Ingredients
Estimated Times
Preparation Time: 25 mins
Cooking Time: 18 mins
Servings: 6
1 1/2 pound skinless, boneless fryer chicken breast
1/2 cup dry white wine, divided
1 teaspoon to 2 crushed dried Italian seasoning
1 tablespoon cornstarch
1 clove garlic, minced
2 tablespoons vegetable oil, divided
1 cup sliced onion
2 cups broccoli florets, cut into bite-size pieces
1 cup fresh or frozen sugar snap or snow peas
1 red or yellow bell pepper, seeded and sliced
1 cup sliced mushrooms
4 cups cooked penne pasta, kept hot
Slice chicken into bite-size pieces.
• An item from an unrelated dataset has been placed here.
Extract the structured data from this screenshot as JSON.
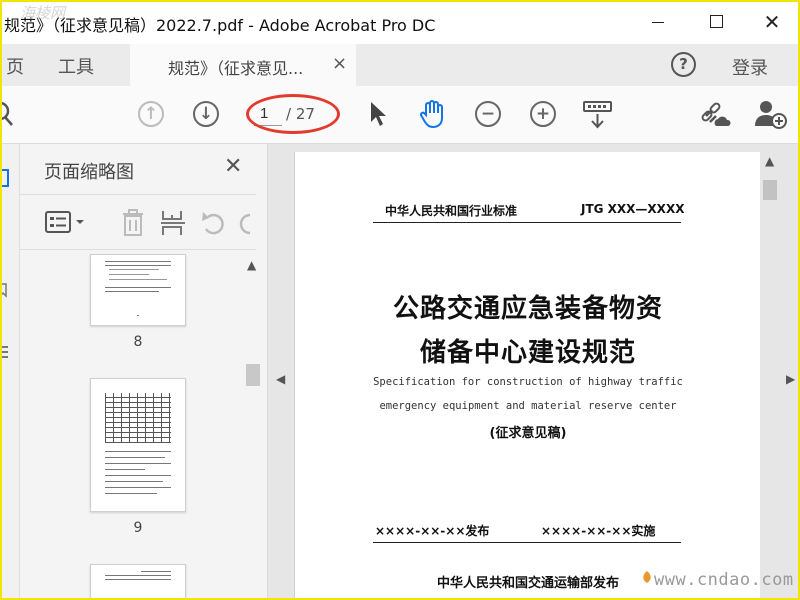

Combine 2 tablespoons of the wine, Italian seasoning, cornstarch and garlic; add chicken and marinate 15 minutes.
Stir-fry marinated chicken mixture with 1 tablespoon oil in heavy skillet or wok until chicken is no longer pink; remove from skillet and set aside.
Add remaining oil and onion to skillet; stir-fry until onion is translucent. Stir in broccoli, snap peas, bell pepper, mushrooms, chicken mixture and remaining wine. Cook and stir until vegetables are crisp-tender.
Toss with hot pasta. Season to taste with salt and pepper.